A Railway Disaster at Vermillion Station
19 October Tarant
- On the afternoon of Thursday, it our painful task to state, an appalling accident occurred at Vermillion Station, in the very heart of our fair city.
A train of the Brackenton line, carrying passengers to Tarant's central railway station, lost the use of its braking mechanism and was derailed upon reaching the station, causing much confusion, property damage and injury to persons aboard the train, if not outright loss of life.
The accident, more than terrible enough had it occurred outside the city limits, was all the more horrifying because it took place not ten paces from the busy platform, before the eyes of nearly two hundred witnesses. Rail officials, ticket takers, would-be passengers and those waiting for loved ones and acquaintances to disembark from the self-same train watched aghast, in no way able to interfere with the train, which barreled into the station out-of-control.

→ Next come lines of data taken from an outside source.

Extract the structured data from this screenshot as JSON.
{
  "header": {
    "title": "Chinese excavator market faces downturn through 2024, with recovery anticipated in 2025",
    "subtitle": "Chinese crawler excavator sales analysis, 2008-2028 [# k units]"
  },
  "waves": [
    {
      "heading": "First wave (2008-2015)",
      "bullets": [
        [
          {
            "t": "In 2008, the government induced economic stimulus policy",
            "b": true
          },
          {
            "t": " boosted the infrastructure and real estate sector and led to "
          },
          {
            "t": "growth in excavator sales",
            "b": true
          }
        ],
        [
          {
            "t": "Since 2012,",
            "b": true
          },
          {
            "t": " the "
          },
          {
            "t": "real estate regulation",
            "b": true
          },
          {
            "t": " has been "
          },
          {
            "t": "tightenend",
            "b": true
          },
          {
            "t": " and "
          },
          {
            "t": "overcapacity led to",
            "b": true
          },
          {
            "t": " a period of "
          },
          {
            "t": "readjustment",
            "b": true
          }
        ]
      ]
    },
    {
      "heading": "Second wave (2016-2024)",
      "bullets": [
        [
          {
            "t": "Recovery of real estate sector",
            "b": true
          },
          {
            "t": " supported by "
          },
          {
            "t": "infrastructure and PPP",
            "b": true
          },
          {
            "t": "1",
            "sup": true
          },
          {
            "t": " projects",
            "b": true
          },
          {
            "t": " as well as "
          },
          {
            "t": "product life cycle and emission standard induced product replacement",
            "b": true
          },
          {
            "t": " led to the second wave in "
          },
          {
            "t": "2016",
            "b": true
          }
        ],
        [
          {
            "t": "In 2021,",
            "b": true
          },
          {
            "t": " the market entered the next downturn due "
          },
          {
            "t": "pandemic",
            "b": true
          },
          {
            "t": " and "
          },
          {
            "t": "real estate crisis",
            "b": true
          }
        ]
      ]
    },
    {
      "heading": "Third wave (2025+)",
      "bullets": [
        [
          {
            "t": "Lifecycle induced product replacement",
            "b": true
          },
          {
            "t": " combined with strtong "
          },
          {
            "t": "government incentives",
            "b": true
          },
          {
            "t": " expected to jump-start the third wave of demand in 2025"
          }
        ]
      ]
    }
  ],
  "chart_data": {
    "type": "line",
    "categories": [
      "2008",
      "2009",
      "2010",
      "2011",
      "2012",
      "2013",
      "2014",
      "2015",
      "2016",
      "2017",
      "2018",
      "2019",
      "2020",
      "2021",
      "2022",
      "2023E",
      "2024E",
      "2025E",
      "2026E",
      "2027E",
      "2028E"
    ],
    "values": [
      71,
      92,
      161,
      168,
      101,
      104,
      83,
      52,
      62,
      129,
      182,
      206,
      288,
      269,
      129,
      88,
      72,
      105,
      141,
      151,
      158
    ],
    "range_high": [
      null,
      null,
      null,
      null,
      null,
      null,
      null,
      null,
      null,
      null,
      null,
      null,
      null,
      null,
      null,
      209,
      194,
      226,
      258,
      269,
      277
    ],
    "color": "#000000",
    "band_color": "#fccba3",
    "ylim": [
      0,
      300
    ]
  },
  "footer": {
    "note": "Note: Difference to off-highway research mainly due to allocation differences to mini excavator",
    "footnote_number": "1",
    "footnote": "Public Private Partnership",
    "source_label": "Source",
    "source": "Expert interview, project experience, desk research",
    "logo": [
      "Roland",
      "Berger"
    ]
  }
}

It was only by the offices of gentle Providence that this train had slowed earlier on its approach to the station, and that it did not in fact overturn as derailed trains have been wont to do on other occasions. One hesitates to conjecture what terrible losses the city of Tarant might have incurred had the train been going faster when those brakes failed!
A very slight difference in the speed of the train, or a few seconds' difference in the time of the brake failure, would have made the calamity far more dreadful.
As it stands, even the engineers escaped this collision with only cuts and bruises, although the valiant brakeman suffered a broken arm. Captain Tyler of the Tarantian Board of Trade has already concluded his investigation into this matter, and his official report has been published. Several witnesses agree that moments before the train's final approach, an altercation had broken out on the platform, and magery of some kind was almost certainly involved.
The engine drawing the Brackenton passenger train was one of the most approved modern construction and great power; it was sensitive to the least stirring of Supernatural Forces, and the practice of Mystical Arts in its general vicinity was most expressly forbidden to prevent just such accidents as this from occurring.
Thus magickal error is to blame for the accident, and the inspector has criticized the laxity of the system which allowed a practicing mage to stand on the station platform so near to a massive piece of Technology. Whether the mage in question cast the offending spell out of knowing malice or simple ignorance is unknown, but something must be done to prevent a more costly error in the future, which might lead to many deaths.
A new system must be adopted in the working of the line, now that we have examined the immediate causes by which the Vermillion Accident was produced. Although the blame for this particular incident is apportioned largely to the offending practitioner of the mystical Arts, a small portion must surely fall to the owners of the railroad! The operators of the Brackenton line and other railways have not yet arrived at any principles which might be generally of use in protecting their passengers from Malicious Magery, and this incident offers vivid proof of what the consequences of their negligence may be.